Of the 152,000 federal inmates incarcerated today, only about 14,000 are housed at privately managed facilities and Wilkes says just 300 of those are U.S. citizens. The rest are criminal aliens who will be deported after completing their sentences.
Wilkes argues in ending their partnership, the federal government is throwing out an important tool.
“When Vice President Harris was attorney general of California, the state was under a court order mandate to address the unconstitutional overcrowding that was occurring and so the industry was brought in as a tool and as a partner to help with that,” she says.
Pfaff says if used correctly, the private industry could make positive changes.

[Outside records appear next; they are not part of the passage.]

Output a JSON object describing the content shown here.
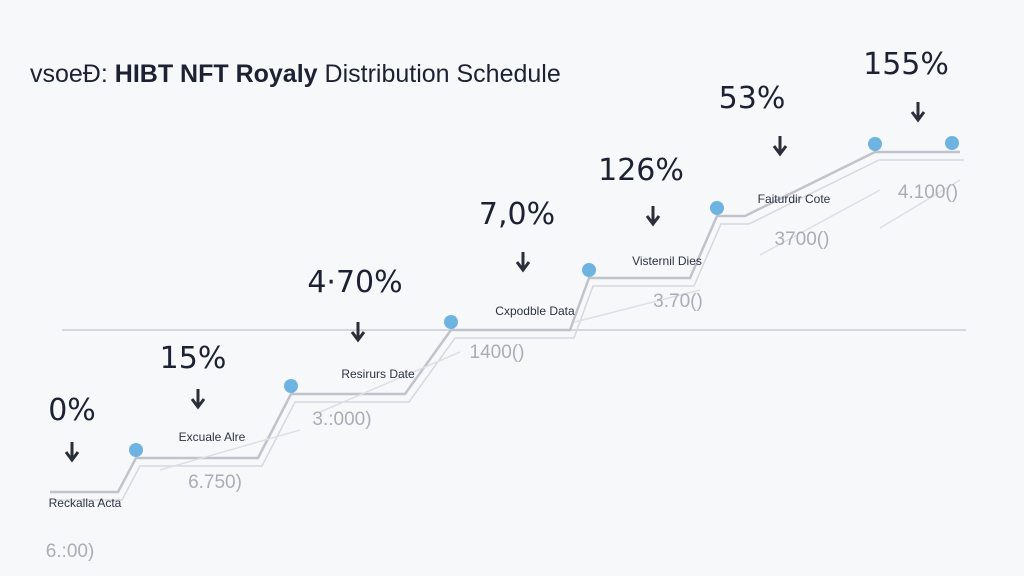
{
  "header": {
    "prefix": "vsoeÐ:",
    "title_bold": "HIBT NFT Royaly",
    "title_rest": "Distribution Schedule"
  },
  "steps": [
    {
      "percent": "0%",
      "label": "Reckalla Acta",
      "amount": "6.:00)"
    },
    {
      "percent": "15%",
      "label": "Excuale Alre",
      "amount": "6.750)"
    },
    {
      "percent": "4·70%",
      "label": "Resirurs Date",
      "amount": "3.:000)"
    },
    {
      "percent": "7,0%",
      "label": "Cxpodble Data",
      "amount": "1400()"
    },
    {
      "percent": "126%",
      "label": "Visternil Dies",
      "amount": "3.70()"
    },
    {
      "percent": "53%",
      "label": "Faiturdir Cote",
      "amount": "3700()"
    },
    {
      "percent": "155%",
      "amount": "4.100()"
    }
  ]
}
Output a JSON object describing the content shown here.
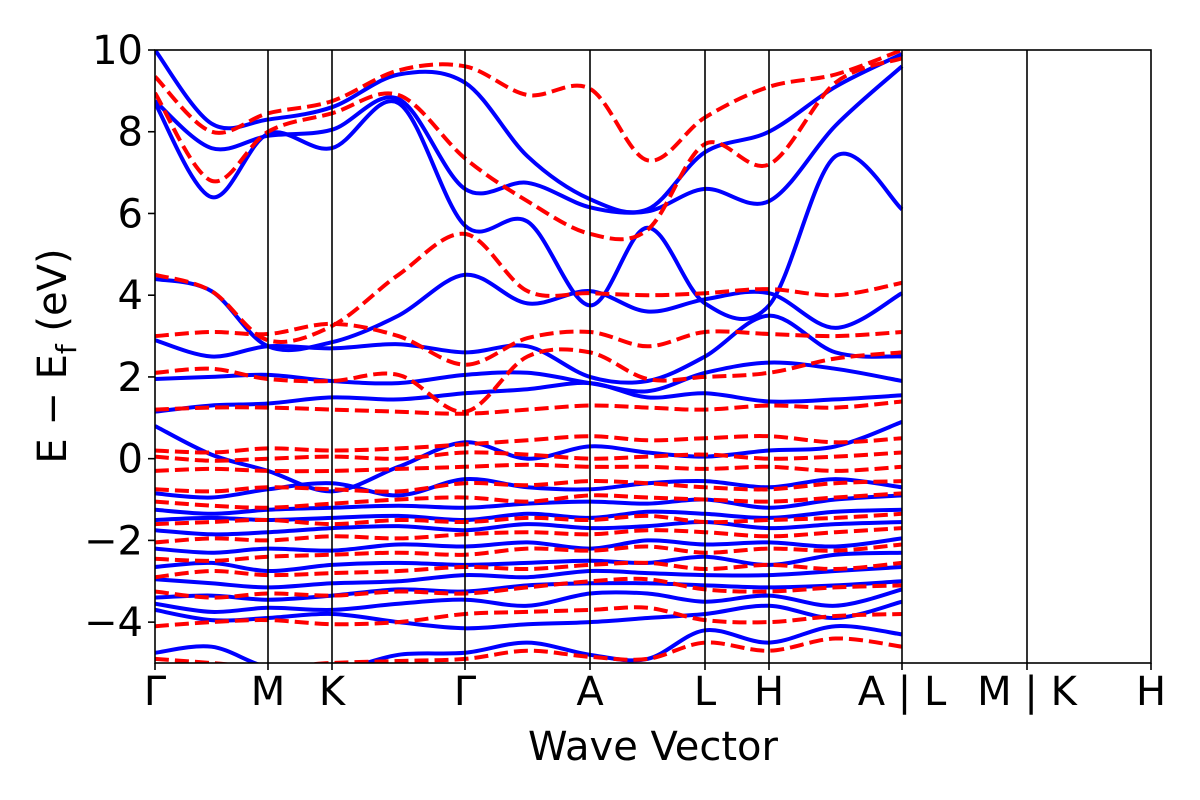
{
  "chart_data": {
    "type": "line",
    "xlabel": "Wave Vector",
    "ylabel": "E − E",
    "ylabel_subscript": "f",
    "ylabel_unit": " (eV)",
    "ylim": [
      -5,
      10
    ],
    "yticks": [
      -4,
      -2,
      0,
      2,
      4,
      6,
      8,
      10
    ],
    "ytick_labels": [
      "−4",
      "−2",
      "0",
      "2",
      "4",
      "6",
      "8",
      "10"
    ],
    "path_labels": [
      "Γ",
      "M",
      "K",
      "Γ",
      "A",
      "L",
      "H",
      "A|L",
      "M|K",
      "H"
    ],
    "path_label_display": [
      "Γ",
      "M",
      "K",
      "Γ",
      "A",
      "L",
      "H",
      "A | L",
      "M | K",
      "H"
    ],
    "style": {
      "blue": "#0000ff",
      "red": "#ff0000",
      "red_dash": "dashed"
    },
    "series": [
      {
        "style": "blue-solid",
        "bands": [
          [
            -4.75,
            -4.6,
            -5.1,
            -5.2,
            -4.8,
            -4.75,
            -4.5,
            -4.8,
            -4.9,
            -4.2,
            -4.5,
            -4.1,
            -4.3
          ],
          [
            -3.7,
            -3.95,
            -3.9,
            -3.8,
            -4.0,
            -4.15,
            -4.05,
            -4.0,
            -3.9,
            -3.8,
            -3.6,
            -3.9,
            -3.5
          ],
          [
            -3.55,
            -3.75,
            -3.65,
            -3.7,
            -3.55,
            -3.45,
            -3.6,
            -3.3,
            -3.3,
            -3.5,
            -3.35,
            -3.6,
            -3.2
          ],
          [
            -3.4,
            -3.35,
            -3.45,
            -3.35,
            -3.2,
            -3.25,
            -3.1,
            -3.05,
            -3.05,
            -3.1,
            -3.15,
            -3.1,
            -3.0
          ],
          [
            -2.95,
            -3.05,
            -3.15,
            -3.05,
            -3.0,
            -2.85,
            -2.9,
            -2.75,
            -2.8,
            -2.85,
            -2.85,
            -2.75,
            -2.65
          ],
          [
            -2.65,
            -2.55,
            -2.75,
            -2.6,
            -2.55,
            -2.6,
            -2.55,
            -2.5,
            -2.55,
            -2.4,
            -2.6,
            -2.35,
            -2.3
          ],
          [
            -2.2,
            -2.3,
            -2.2,
            -2.25,
            -2.1,
            -2.15,
            -2.05,
            -2.2,
            -2.0,
            -2.1,
            -2.05,
            -2.15,
            -1.95
          ],
          [
            -1.75,
            -1.85,
            -1.8,
            -1.7,
            -1.65,
            -1.75,
            -1.6,
            -1.7,
            -1.65,
            -1.55,
            -1.7,
            -1.6,
            -1.55
          ],
          [
            -1.5,
            -1.45,
            -1.5,
            -1.45,
            -1.4,
            -1.5,
            -1.35,
            -1.45,
            -1.3,
            -1.35,
            -1.45,
            -1.3,
            -1.25
          ],
          [
            -1.25,
            -1.35,
            -1.25,
            -1.2,
            -1.15,
            -1.2,
            -1.1,
            -1.05,
            -1.1,
            -1.0,
            -1.2,
            -1.0,
            -0.9
          ],
          [
            -0.85,
            -0.95,
            -0.75,
            -0.6,
            -0.9,
            -0.5,
            -0.7,
            -0.75,
            -0.6,
            -0.55,
            -0.7,
            -0.5,
            -0.7
          ],
          [
            0.8,
            0.1,
            -0.3,
            -0.8,
            -0.2,
            0.4,
            0.0,
            0.3,
            0.15,
            0.05,
            0.2,
            0.3,
            0.9
          ],
          [
            1.15,
            1.3,
            1.35,
            1.5,
            1.45,
            1.6,
            1.7,
            1.85,
            1.5,
            1.6,
            1.4,
            1.45,
            1.55
          ],
          [
            1.95,
            2.0,
            2.05,
            1.9,
            1.85,
            2.05,
            2.1,
            1.85,
            1.65,
            2.1,
            2.35,
            2.2,
            1.9
          ],
          [
            2.9,
            2.5,
            2.75,
            2.7,
            2.8,
            2.6,
            2.75,
            2.0,
            1.9,
            2.5,
            3.5,
            2.6,
            2.5
          ],
          [
            4.4,
            4.1,
            2.75,
            2.85,
            3.5,
            4.5,
            3.8,
            4.1,
            3.6,
            3.9,
            4.05,
            3.2,
            4.05
          ],
          [
            8.7,
            6.4,
            7.95,
            7.6,
            8.7,
            5.7,
            5.8,
            3.75,
            5.65,
            3.8,
            3.75,
            7.4,
            6.1
          ],
          [
            8.75,
            7.6,
            7.9,
            8.05,
            8.8,
            6.6,
            6.75,
            6.15,
            6.05,
            6.6,
            6.3,
            8.15,
            9.6
          ],
          [
            10.0,
            8.2,
            8.3,
            8.6,
            9.4,
            9.2,
            7.4,
            6.35,
            6.1,
            7.5,
            8.0,
            9.1,
            9.9
          ]
        ]
      },
      {
        "style": "red-dashed",
        "bands": [
          [
            -4.9,
            -5.0,
            -5.1,
            -5.0,
            -4.95,
            -4.9,
            -4.7,
            -4.85,
            -4.9,
            -4.5,
            -4.7,
            -4.4,
            -4.6
          ],
          [
            -4.1,
            -4.0,
            -3.95,
            -4.05,
            -4.0,
            -3.8,
            -3.75,
            -3.7,
            -3.65,
            -3.95,
            -4.0,
            -3.85,
            -3.8
          ],
          [
            -3.25,
            -3.4,
            -3.3,
            -3.35,
            -3.25,
            -3.3,
            -3.15,
            -3.0,
            -2.95,
            -3.2,
            -3.25,
            -3.15,
            -3.1
          ],
          [
            -2.9,
            -2.75,
            -2.85,
            -2.8,
            -2.75,
            -2.65,
            -2.7,
            -2.6,
            -2.55,
            -2.7,
            -2.6,
            -2.7,
            -2.55
          ],
          [
            -2.45,
            -2.5,
            -2.4,
            -2.35,
            -2.3,
            -2.35,
            -2.2,
            -2.25,
            -2.15,
            -2.3,
            -2.2,
            -2.25,
            -2.1
          ],
          [
            -2.05,
            -1.95,
            -2.0,
            -1.9,
            -1.95,
            -1.85,
            -1.8,
            -1.85,
            -1.75,
            -1.8,
            -1.9,
            -1.8,
            -1.7
          ],
          [
            -1.6,
            -1.55,
            -1.5,
            -1.6,
            -1.5,
            -1.55,
            -1.45,
            -1.5,
            -1.4,
            -1.55,
            -1.5,
            -1.45,
            -1.35
          ],
          [
            -1.05,
            -1.15,
            -1.2,
            -1.1,
            -1.0,
            -0.95,
            -1.05,
            -0.9,
            -0.95,
            -1.0,
            -1.05,
            -0.95,
            -0.85
          ],
          [
            -0.75,
            -0.8,
            -0.7,
            -0.75,
            -0.8,
            -0.6,
            -0.65,
            -0.55,
            -0.6,
            -0.7,
            -0.75,
            -0.6,
            -0.55
          ],
          [
            -0.3,
            -0.25,
            -0.3,
            -0.3,
            -0.25,
            -0.2,
            -0.15,
            -0.2,
            -0.2,
            -0.25,
            -0.2,
            -0.3,
            -0.2
          ],
          [
            0.05,
            -0.05,
            0.0,
            0.05,
            0.0,
            0.15,
            0.1,
            0.0,
            0.05,
            0.1,
            0.0,
            0.05,
            0.15
          ],
          [
            0.2,
            0.15,
            0.25,
            0.2,
            0.25,
            0.35,
            0.45,
            0.55,
            0.45,
            0.5,
            0.55,
            0.4,
            0.5
          ],
          [
            1.2,
            1.25,
            1.25,
            1.2,
            1.15,
            1.1,
            1.2,
            1.3,
            1.25,
            1.2,
            1.3,
            1.25,
            1.4
          ],
          [
            2.1,
            2.2,
            1.95,
            1.9,
            2.05,
            1.15,
            2.5,
            2.6,
            1.95,
            2.0,
            2.1,
            2.45,
            2.6
          ],
          [
            3.0,
            3.1,
            3.05,
            3.3,
            3.0,
            2.3,
            2.95,
            3.1,
            2.75,
            3.1,
            3.05,
            3.0,
            3.1
          ],
          [
            4.5,
            4.1,
            2.9,
            3.25,
            4.5,
            5.5,
            4.1,
            4.05,
            4.0,
            4.05,
            4.15,
            4.0,
            4.3
          ],
          [
            8.95,
            6.8,
            8.0,
            8.45,
            8.9,
            7.35,
            6.3,
            5.5,
            5.6,
            7.7,
            7.2,
            9.2,
            9.8
          ],
          [
            9.35,
            8.0,
            8.45,
            8.75,
            9.5,
            9.6,
            8.9,
            9.05,
            7.3,
            8.35,
            9.1,
            9.4,
            10.0
          ]
        ]
      }
    ]
  }
}
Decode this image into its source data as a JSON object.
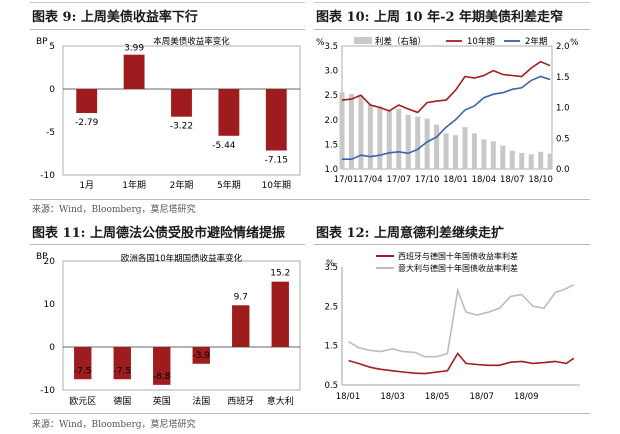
{
  "source_note": "来源：Wind，Bloomberg，莫尼塔研究",
  "fig9": {
    "heading": "图表 9:  上周美债收益率下行",
    "chart_data": {
      "type": "bar",
      "title": "本周美债收益率变化",
      "unit": "BP",
      "categories": [
        "1月",
        "1年期",
        "2年期",
        "5年期",
        "10年期"
      ],
      "values": [
        -2.79,
        3.99,
        -3.22,
        -5.44,
        -7.15
      ],
      "value_labels": [
        "-2.79",
        "3.99",
        "-3.22",
        "-5.44",
        "-7.15"
      ],
      "ylim": [
        -10,
        5
      ],
      "yticks": [
        5,
        0,
        -5,
        -10
      ],
      "bar_color": "#9e1b1e"
    }
  },
  "fig10": {
    "heading": "图表 10:  上周 10 年-2 年期美债利差走窄",
    "chart_data": {
      "type": "line",
      "left_unit": "%",
      "right_unit": "%",
      "ylim_left": [
        1.0,
        3.5
      ],
      "yticks_left": [
        3.5,
        3.0,
        2.5,
        2.0,
        1.5,
        1.0
      ],
      "ylim_right": [
        0.0,
        2.0
      ],
      "yticks_right": [
        2.0,
        1.5,
        1.0,
        0.5,
        0.0
      ],
      "x_ticks": [
        "17/01",
        "17/04",
        "17/07",
        "17/10",
        "18/01",
        "18/04",
        "18/07",
        "18/10"
      ],
      "series": [
        {
          "name": "利差（右轴）",
          "type": "bar",
          "axis": "right",
          "color": "#c8c8c8",
          "x": [
            "17/01",
            "17/02",
            "17/03",
            "17/04",
            "17/05",
            "17/06",
            "17/07",
            "17/08",
            "17/09",
            "17/10",
            "17/11",
            "17/12",
            "18/01",
            "18/02",
            "18/03",
            "18/04",
            "18/05",
            "18/06",
            "18/07",
            "18/08",
            "18/09",
            "18/10",
            "18/11"
          ],
          "values": [
            1.25,
            1.22,
            1.18,
            1.05,
            1.02,
            0.95,
            0.98,
            0.88,
            0.85,
            0.82,
            0.72,
            0.58,
            0.55,
            0.68,
            0.58,
            0.48,
            0.45,
            0.38,
            0.3,
            0.26,
            0.24,
            0.28,
            0.25
          ]
        },
        {
          "name": "10年期",
          "type": "line",
          "axis": "left",
          "color": "#a21d1d",
          "x": [
            "17/01",
            "17/02",
            "17/03",
            "17/04",
            "17/05",
            "17/06",
            "17/07",
            "17/08",
            "17/09",
            "17/10",
            "17/11",
            "17/12",
            "18/01",
            "18/02",
            "18/03",
            "18/04",
            "18/05",
            "18/06",
            "18/07",
            "18/08",
            "18/09",
            "18/10",
            "18/11"
          ],
          "values": [
            2.4,
            2.42,
            2.5,
            2.3,
            2.25,
            2.18,
            2.3,
            2.22,
            2.15,
            2.35,
            2.38,
            2.4,
            2.6,
            2.88,
            2.85,
            2.9,
            3.0,
            2.92,
            2.9,
            2.88,
            3.05,
            3.18,
            3.1
          ]
        },
        {
          "name": "2年期",
          "type": "line",
          "axis": "left",
          "color": "#3a63a8",
          "x": [
            "17/01",
            "17/02",
            "17/03",
            "17/04",
            "17/05",
            "17/06",
            "17/07",
            "17/08",
            "17/09",
            "17/10",
            "17/11",
            "17/12",
            "18/01",
            "18/02",
            "18/03",
            "18/04",
            "18/05",
            "18/06",
            "18/07",
            "18/08",
            "18/09",
            "18/10",
            "18/11"
          ],
          "values": [
            1.2,
            1.2,
            1.28,
            1.25,
            1.28,
            1.33,
            1.35,
            1.32,
            1.4,
            1.55,
            1.65,
            1.85,
            2.0,
            2.2,
            2.28,
            2.45,
            2.52,
            2.55,
            2.62,
            2.65,
            2.8,
            2.88,
            2.82
          ]
        }
      ]
    }
  },
  "fig11": {
    "heading": "图表 11:  上周德法公债受股市避险情绪提振",
    "chart_data": {
      "type": "bar",
      "title": "欧洲各国10年期国债收益率变化",
      "unit": "BP",
      "categories": [
        "欧元区",
        "德国",
        "英国",
        "法国",
        "西班牙",
        "意大利"
      ],
      "values": [
        -7.5,
        -7.5,
        -8.8,
        -3.9,
        9.7,
        15.2
      ],
      "value_labels": [
        "-7.5",
        "-7.5",
        "-8.8",
        "-3.9",
        "9.7",
        "15.2"
      ],
      "ylim": [
        -10,
        20
      ],
      "yticks": [
        20,
        10,
        0,
        -10
      ],
      "bar_color": "#9e1b1e"
    }
  },
  "fig12": {
    "heading": "图表 12:  上周意德利差继续走扩",
    "chart_data": {
      "type": "line",
      "unit": "%",
      "ylim": [
        0.5,
        3.5
      ],
      "yticks": [
        3.5,
        2.5,
        1.5,
        0.5
      ],
      "x_ticks": [
        "18/01",
        "18/03",
        "18/05",
        "18/07",
        "18/09"
      ],
      "series": [
        {
          "name": "西班牙与德国十年国债收益率利差",
          "color": "#a21d1d",
          "x": [
            "18/01/02",
            "18/01/15",
            "18/02/01",
            "18/02/15",
            "18/03/01",
            "18/03/15",
            "18/04/01",
            "18/04/15",
            "18/05/01",
            "18/05/15",
            "18/05/29",
            "18/06/10",
            "18/06/25",
            "18/07/10",
            "18/07/25",
            "18/08/10",
            "18/08/25",
            "18/09/10",
            "18/09/25",
            "18/10/10",
            "18/10/25",
            "18/11/05"
          ],
          "values": [
            1.12,
            1.05,
            0.95,
            0.9,
            0.86,
            0.83,
            0.8,
            0.79,
            0.83,
            0.86,
            1.3,
            1.05,
            1.02,
            1.0,
            1.0,
            1.08,
            1.1,
            1.05,
            1.07,
            1.1,
            1.05,
            1.18
          ]
        },
        {
          "name": "意大利与德国十年国债收益率利差",
          "color": "#bdbdbd",
          "x": [
            "18/01/02",
            "18/01/15",
            "18/02/01",
            "18/02/15",
            "18/03/01",
            "18/03/15",
            "18/04/01",
            "18/04/15",
            "18/05/01",
            "18/05/15",
            "18/05/29",
            "18/06/10",
            "18/06/25",
            "18/07/10",
            "18/07/25",
            "18/08/10",
            "18/08/25",
            "18/09/10",
            "18/09/25",
            "18/10/10",
            "18/10/25",
            "18/11/05"
          ],
          "values": [
            1.6,
            1.45,
            1.38,
            1.35,
            1.42,
            1.35,
            1.33,
            1.22,
            1.22,
            1.3,
            2.9,
            2.35,
            2.28,
            2.35,
            2.45,
            2.75,
            2.8,
            2.5,
            2.45,
            2.85,
            2.95,
            3.05
          ]
        }
      ]
    }
  }
}
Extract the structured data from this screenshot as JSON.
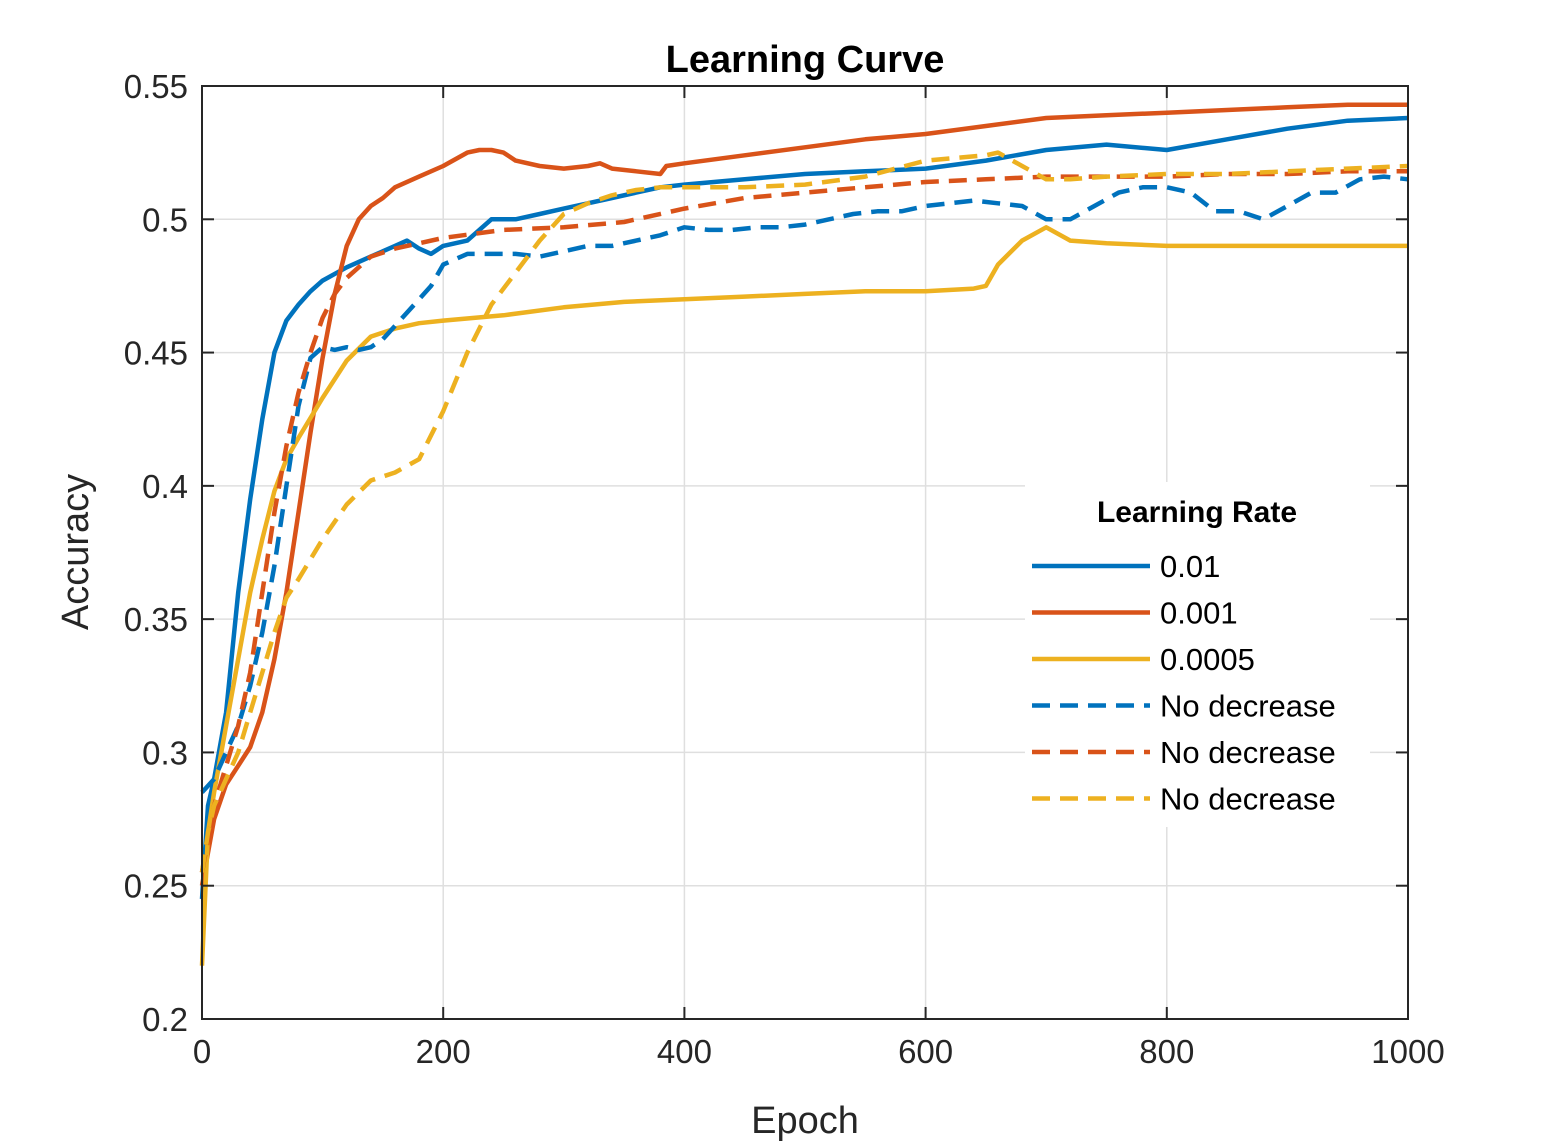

In an article published in the Arizona Law Journal, he writes if contracts were written differently, “ones that did not pay per prisoner per diem rates but instead based funding on goals such as reduced recidivism risks—then the private prisons would focus on things other than just warehousing people.”
In other words, let the business model work for society by tying profits to results that benefit inmates rather than paying for the number of prisoners.
As it currently stands, private facilities stand to benefit from locking up more people, which some argue encourages repeat offenders.
And many critics can’t forget the shocking 2012 deal pitched by Corrections Corporation of America, now known as CoreCivic. The company would purchase prisons in 48 states if those states would guarantee a 90-percent occupancy rate.
CBN News’s requests to learn when the first DOJ contracts will end, thus potentially beginning to shutter private prisons were not answered by the White House or Bureau of Prisons, but the process will likely take years and can be reversed by the next administration’s executive pen unless Congress acts.